42Crunch for SPA backends
What middleBrick covers
- Black-box scanning with no agents or SDK dependencies
- Assessment aligned to OWASP API Top 10 (2023)
- OpenAPI 3.x and Swagger 2.0 parsing with $ref resolution
- Detection of authentication, authorization, and data exposure issues
- Authenticated scanning with header allowlist and domain verification
- Integration options including dashboard, CLI, GitHub Action, and MCP Server
Overview of API security for single-page application backends
Single-page application backends expose REST and GraphQL endpoints that are directly reachable from browsers. These surfaces require continuous security validation because frontend code cannot protect backend logic. middleBrick is a self-service API security scanner that assesses such backends using black-box techniques, without requiring agents, SDKs, or code access.
Mapping findings to compliance frameworks
middleBrick maps findings to three established frameworks: PCI-DSS 4.0, SOC 2 Type II, and OWASP API Top 10 (2023). The scanner also helps you prepare for security controls described in other regimes through alignment, such as supports for audit evidence relevant to ISO 27001 or privacy regulations. No claims of certification or guaranteed compliance are made.
Detection coverage for common backend risks
The scanner covers 12 categories aligned to OWASP API Top 10. It detects authentication bypasses and JWT misconfigurations, including alg=none and sensitive data in claims. It identifies Broken Object Level Authorization (BOLA/IDOR) via sequential ID enumeration and active adjacent-ID probing. It flags Broken Function Level Authorization (BFLA), privilege escalation attempts, and property authorization issues such as over-exposure of internal fields. Input validation checks include CORS wildcard usage with credentials, dangerous HTTP methods, and debug endpoints. Rate limiting and resource consumption are assessed through header detection and oversized response analysis. Data exposure checks include PII patterns, valid credit card numbers, API key formats, and error or stack-trace leakage. Encryption findings cover HTTPS redirects, HSTS, cookie flags, and mixed content. SSRF probes target URL-accepting parameters and body fields, including active attempts to identify internal IPs. Inventory management findings highlight missing versioning and legacy path patterns. Unsafe consumption surfaces related to third-party URLs and webhook/callback endpoints are also reported. The LLM / AI Security category runs 18 adversarial probes across Quick, Standard, and Deep tiers, including system prompt extraction, instruction override, DAN and roleplay jailbreaks, data exfiltration, cost exploitation, encoding bypasses, injection techniques, token smuggling, and multi-turn manipulation.

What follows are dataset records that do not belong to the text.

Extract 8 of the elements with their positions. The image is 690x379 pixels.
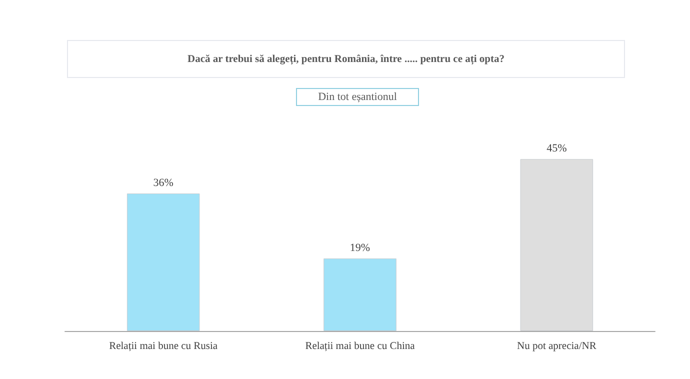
x-tick-label: Nu pot aprecia/NR [517,341,596,352]
x-tick-label: Relații mai bune cu Rusia [109,341,218,352]
chart-subtitle: Din tot eșantionul [296,88,419,106]
data-label: 45% [546,142,567,155]
data-label: 36% [153,176,174,189]
data-label: 19% [350,242,370,254]
x-tick-label: Relații mai bune cu China [305,341,416,352]
chart-title: Dacă ar trebui să alegeți, pentru România, între ..... pentru ce ați opta? [67,40,625,78]
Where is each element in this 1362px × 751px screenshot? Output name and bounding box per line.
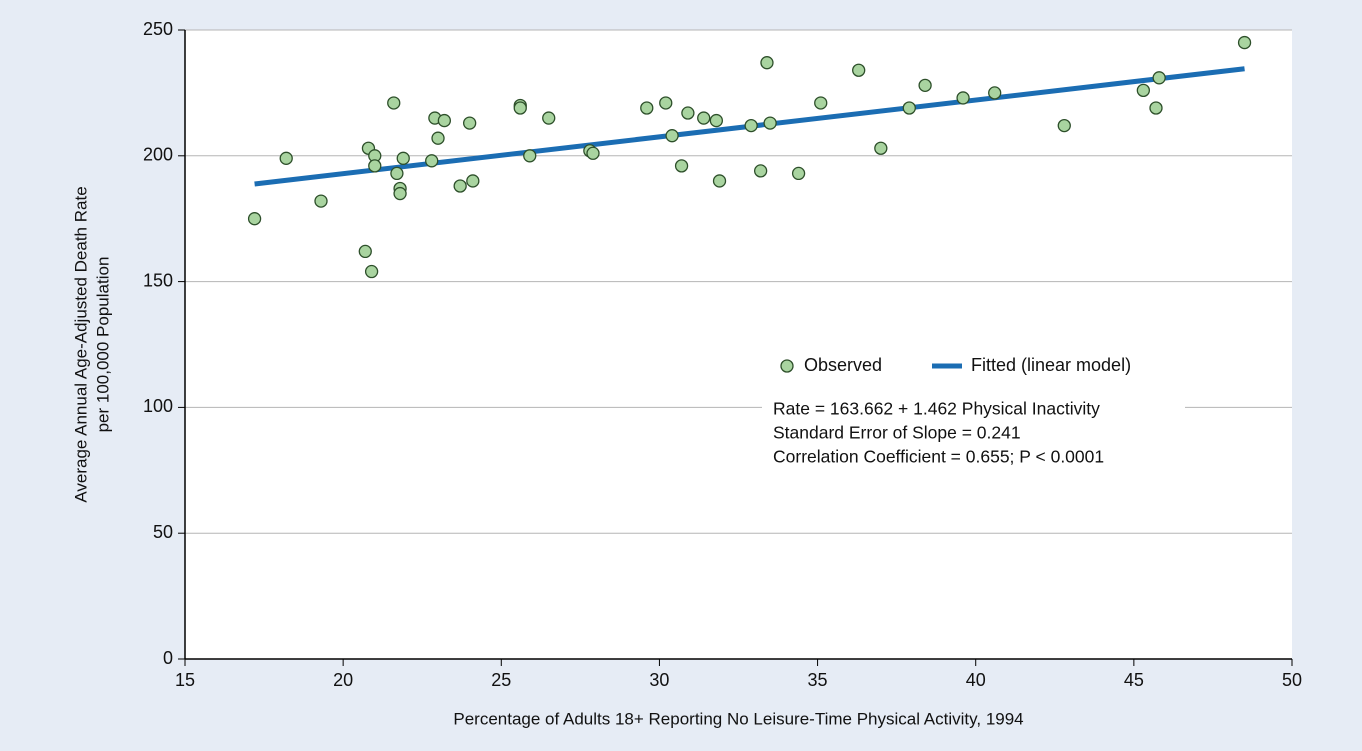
y-axis-label: per 100,000 Population — [93, 257, 112, 433]
data-point — [1149, 101, 1163, 115]
legend-label: Observed — [804, 355, 882, 375]
data-point — [523, 149, 537, 163]
data-point — [763, 116, 777, 130]
data-point — [988, 86, 1002, 100]
data-point — [665, 129, 679, 143]
data-point — [674, 159, 689, 173]
plot-area — [185, 30, 1292, 659]
data-point — [1152, 71, 1166, 85]
y-tick-label: 250 — [143, 19, 173, 39]
data-point — [1237, 35, 1252, 50]
legend-label: Fitted (linear model) — [971, 355, 1131, 375]
data-point — [390, 166, 404, 181]
data-point — [586, 146, 600, 160]
data-point — [368, 159, 382, 173]
y-tick-label: 0 — [163, 648, 173, 668]
data-point — [453, 179, 467, 193]
data-point — [314, 194, 328, 208]
data-point — [697, 111, 711, 125]
data-point — [358, 244, 372, 259]
data-point — [513, 101, 527, 115]
x-tick-label: 50 — [1282, 670, 1302, 690]
data-point — [874, 141, 888, 155]
y-tick-label: 50 — [153, 522, 173, 542]
data-point — [712, 174, 727, 188]
x-tick-label: 25 — [491, 670, 511, 690]
annotation: Standard Error of Slope = 0.241 — [773, 423, 1021, 443]
data-point — [396, 151, 410, 165]
data-point — [760, 56, 774, 70]
data-point — [393, 186, 407, 201]
x-axis-label: Percentage of Adults 18+ Reporting No Le… — [453, 709, 1023, 728]
data-point — [542, 111, 556, 125]
data-point — [744, 118, 758, 133]
data-point — [437, 113, 452, 128]
data-point — [425, 154, 439, 168]
x-tick-label: 20 — [333, 670, 353, 690]
data-point — [753, 164, 768, 178]
data-point — [902, 101, 916, 115]
x-tick-label: 35 — [808, 670, 828, 690]
y-tick-label: 100 — [143, 396, 173, 416]
data-point — [659, 96, 673, 110]
x-tick-label: 45 — [1124, 670, 1144, 690]
data-point — [463, 116, 477, 130]
y-axis-label: Average Annual Age-Adjusted Death Rate — [71, 186, 90, 502]
data-point — [1057, 118, 1071, 133]
y-tick-label: 150 — [143, 270, 173, 290]
data-point — [814, 96, 828, 110]
data-point — [681, 106, 695, 120]
annotation-box — [762, 393, 1185, 478]
data-point — [709, 113, 724, 128]
data-point — [640, 101, 654, 115]
y-tick-label: 200 — [143, 145, 173, 165]
data-point — [918, 78, 932, 93]
x-tick-label: 40 — [966, 670, 986, 690]
data-point — [431, 131, 445, 145]
annotation: Correlation Coefficient = 0.655; P < 0.0… — [773, 447, 1104, 467]
data-point — [956, 91, 970, 105]
legend-marker — [780, 359, 794, 373]
data-point — [387, 96, 401, 110]
data-point — [466, 174, 480, 188]
data-point — [791, 166, 806, 181]
data-point — [364, 264, 379, 279]
data-point — [852, 63, 866, 77]
data-point — [1136, 83, 1150, 98]
data-point — [279, 151, 293, 165]
data-point — [247, 212, 262, 226]
x-tick-label: 15 — [175, 670, 195, 690]
x-tick-label: 30 — [649, 670, 669, 690]
annotation: Rate = 163.662 + 1.462 Physical Inactivi… — [773, 399, 1100, 419]
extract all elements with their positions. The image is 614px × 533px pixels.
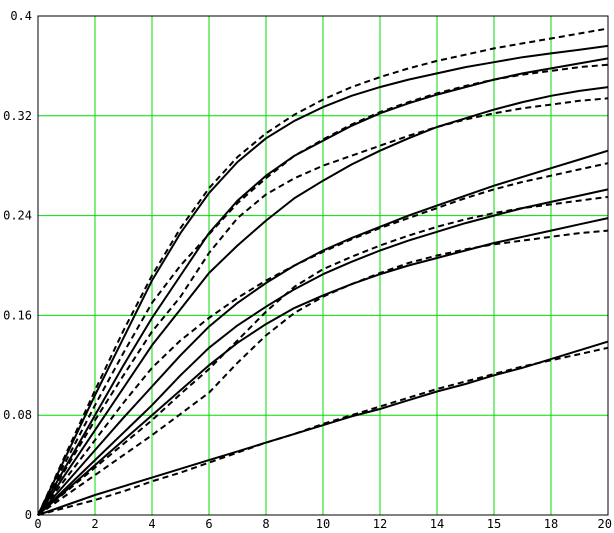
x-tick-label: 2 [91, 517, 98, 531]
y-tick-label: 0.4 [10, 9, 32, 23]
x-tick-labels: 0 2 4 6 8 10 12 14 15 18 20 [34, 517, 612, 531]
x-tick-label: 6 [205, 517, 212, 531]
y-tick-label: 0.08 [3, 408, 32, 422]
plot-frame [37, 15, 609, 516]
y-tick-labels: 0 0.08 0.16 0.24 0.32 0.4 [3, 9, 32, 522]
series-line-5-solid [37, 86, 609, 516]
x-tick-label: 10 [316, 517, 330, 531]
y-tick-label: 0 [25, 508, 32, 522]
x-tick-label: 20 [598, 517, 612, 531]
series-lines [37, 27, 609, 516]
x-tick-label: 12 [373, 517, 387, 531]
x-tick-label: 0 [34, 517, 41, 531]
y-tick-label: 0.32 [3, 109, 32, 123]
x-tick-label: 14 [430, 517, 444, 531]
y-tick-label: 0.24 [3, 209, 32, 223]
series-line-2-dashed [37, 27, 609, 516]
y-tick-label: 0.16 [3, 308, 32, 322]
series-line-7-solid [37, 149, 609, 516]
series-line-10-dashed [37, 195, 609, 516]
series-line-9-solid [37, 188, 609, 516]
series-line-8-dashed [37, 162, 609, 516]
series-line-11-solid [37, 217, 609, 516]
series-line-4-dashed [37, 63, 609, 516]
x-tick-label: 8 [262, 517, 269, 531]
x-tick-label: 4 [148, 517, 155, 531]
x-tick-label: 15 [487, 517, 501, 531]
x-tick-label: 18 [544, 517, 558, 531]
series-line-6-dashed [37, 97, 609, 516]
series-line-1-solid [37, 44, 609, 516]
series-line-12-dashed [37, 229, 609, 516]
series-line-13-solid [37, 340, 609, 516]
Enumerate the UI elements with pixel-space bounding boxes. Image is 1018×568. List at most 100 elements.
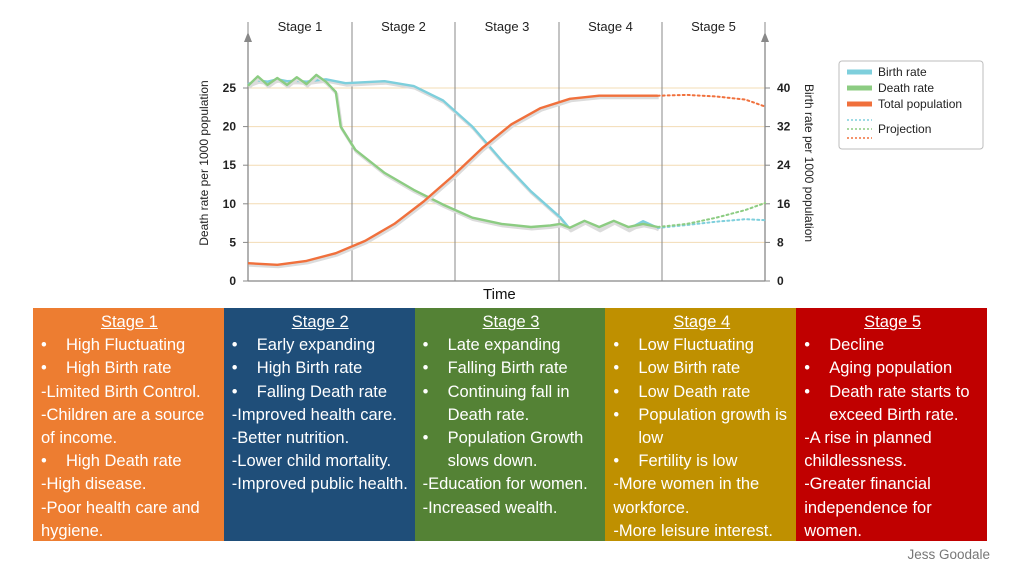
stage-panels: Stage 1 • High Fluctuating • High Birth rate…: [33, 308, 987, 541]
bullet-dot-icon: •: [231, 336, 238, 355]
bullet-item: • Late expanding: [423, 334, 600, 357]
stage-label-1: Stage 1: [278, 19, 323, 34]
bullet-item: • High Fluctuating: [41, 334, 218, 357]
bullet-item: • Population Growth slows down.: [423, 427, 600, 473]
author-credit: Jess Goodale: [907, 547, 990, 562]
total-population-line-shadow: [248, 96, 659, 269]
x-axis-label: Time: [483, 286, 516, 303]
death-rate-line-shadow: [247, 75, 660, 232]
projection-line-birth-rate: [656, 218, 766, 229]
bullet-dot-icon: •: [41, 359, 47, 378]
stage-panel-3: Stage 3 • Late expanding • Falling Birth rat…: [414, 308, 606, 541]
right-tick-label-0: 0: [777, 274, 784, 288]
detail-line: -Better nutrition.: [231, 429, 350, 448]
stage-panel-title: Stage 5: [864, 313, 922, 331]
bullet-item: • Falling Death rate: [232, 381, 409, 404]
bullet-item: • Low Death rate: [613, 381, 790, 404]
bullet-text: High Death rate: [66, 452, 182, 471]
bullet-text: Low Fluctuating: [638, 336, 754, 355]
bullet-dot-icon: •: [422, 336, 429, 355]
left-tick-label-5: 5: [229, 235, 236, 249]
bullet-text: Falling Birth rate: [447, 359, 568, 378]
legend-box: [838, 60, 984, 150]
bullet-dot-icon: •: [804, 359, 810, 378]
detail-line: -A rise in planned childlessness.: [804, 429, 932, 471]
right-tick-label-16: 16: [777, 197, 791, 211]
detail-line: -Improved public health.: [231, 475, 408, 494]
bullet-item: • Decline: [804, 334, 981, 357]
left-axis-label: Death rate per 1000 population: [197, 80, 211, 245]
birth-rate-line: [247, 78, 659, 231]
left-tick-label-20: 20: [223, 120, 237, 134]
bullet-dot-icon: •: [231, 359, 238, 378]
detail-line: -Poor health care and hygiene.: [41, 498, 200, 540]
stage-panel-5: Stage 5 • Decline • Aging population • Death r…: [796, 308, 987, 541]
death-rate-line: [247, 73, 658, 229]
bullet-item: • Low Fluctuating: [613, 334, 790, 357]
bullet-text: Population growth is low: [638, 405, 787, 448]
bullet-text: Continuing fall in Death rate.: [447, 382, 570, 424]
stage-panel-4: Stage 4 • Low Fluctuating • Low Birth rate • L…: [605, 308, 797, 541]
bullet-dot-icon: •: [422, 359, 429, 378]
demographic-transition-chart: Stage 1 Stage 2 Stage 3 Stage 4 Stage 5 0 5 10…: [197, 19, 984, 288]
stage-panel-title: Stage 2: [291, 313, 349, 331]
stage-panel-title: Stage 4: [673, 313, 731, 331]
right-tick-label-24: 24: [777, 158, 791, 172]
right-axis-arrow: [761, 32, 769, 42]
bullet-item: • Aging population: [804, 357, 981, 380]
bullet-dot-icon: •: [613, 336, 620, 355]
legend-label-2: Total population: [878, 97, 962, 111]
right-tick-label-32: 32: [777, 120, 791, 134]
bullet-item: • Low Birth rate: [613, 357, 790, 380]
bullet-dot-icon: •: [613, 359, 620, 378]
bullet-item: • Early expanding: [232, 334, 409, 357]
detail-line: -More women in the workforce.: [613, 475, 760, 517]
projection-line-total-population: [656, 93, 766, 108]
bullet-text: Population Growth slows down.: [447, 429, 584, 471]
left-tick-label-15: 15: [223, 158, 237, 172]
detail-line: -Greater financial independence for wome…: [804, 475, 932, 540]
bullet-text: High Fluctuating: [66, 336, 186, 355]
stage-label-5: Stage 5: [691, 19, 736, 34]
right-tick-label-40: 40: [777, 81, 791, 95]
bullet-dot-icon: •: [804, 336, 810, 355]
bullet-text: High Birth rate: [66, 359, 172, 378]
legend-label-1: Death rate: [878, 81, 934, 95]
bullet-item: • Fertility is low: [613, 450, 790, 473]
bullet-dot-icon: •: [422, 429, 429, 448]
stage-label-4: Stage 4: [588, 19, 633, 34]
detail-line: -Education for women.: [422, 475, 588, 494]
detail-line: -Children are a source of income.: [41, 405, 205, 448]
detail-line: -More leisure interest.: [613, 521, 773, 540]
bullet-text: Falling Death rate: [256, 382, 388, 401]
bullet-text: Late expanding: [447, 336, 561, 355]
bullet-item: • High Birth rate: [41, 357, 218, 380]
stage-dividers: Stage 1 Stage 2 Stage 3 Stage 4 Stage 5: [247, 19, 766, 281]
bullet-text: Decline: [829, 336, 885, 355]
stage-label-2: Stage 2: [381, 19, 426, 34]
stage-panel-1: Stage 1 • High Fluctuating • High Birth rate…: [33, 308, 224, 541]
bullet-dot-icon: •: [613, 405, 620, 424]
bullet-item: • Death rate starts to exceed Birth rate.: [804, 381, 981, 427]
stage-panel-title: Stage 3: [482, 313, 540, 331]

OpenAPI analysis and authenticated scanning details
middleBrick parses OpenAPI 3.0, 3.1, and Swagger 2.0 with recursive $ref resolution. The parser cross-references spec definitions against runtime findings to surface undefined security schemes, sensitive fields, deprecated operations, and missing pagination. Authenticated scanning is available from the Starter tier upward, supporting Bearer, API key, Basic auth, and Cookie methods. Domain verification is enforced through DNS TXT records or an HTTP well-known file to ensure only domain owners can scan with credentials. The scanner forwards a strict header allowlist including Authorization, X-API-Key, Cookie, and X-Custom-* headers.
Product features, limitations, and data handling
The Web Dashboard provides scan management, score trend tracking, and downloadable branded compliance PDFs. The CLI via the middlebrick npm package supports commands such as middlebrick scan <url> with JSON or text output. A GitHub Action can gate CI/CD, failing the build when the score drops below a chosen threshold. The MCP Server enables scanning from AI coding assistants including Claude and Cursor. Continuous monitoring in the Pro tier includes scheduled rescans every 6 hours, daily, weekly, or monthly, diff detection across scans, and rate-limited email alerts. Webhooks are HMAC-SHA256 signed and auto-disabled after 5 consecutive failures.
The scanner is read-only and never sends destructive payloads. Private IPs, localhost, and cloud metadata endpoints are blocked at multiple layers. Customer scan data is deletable on demand and purged within 30 days of cancellation. It is not sold and is not used for model training.
Limitations include no active exploitation capabilities such as SQL injection or command injection, no detection of business logic vulnerabilities, no blind SSRF detection due to lack of out-of-band infrastructure, and no replacement for a human pentester in high-stakes audits.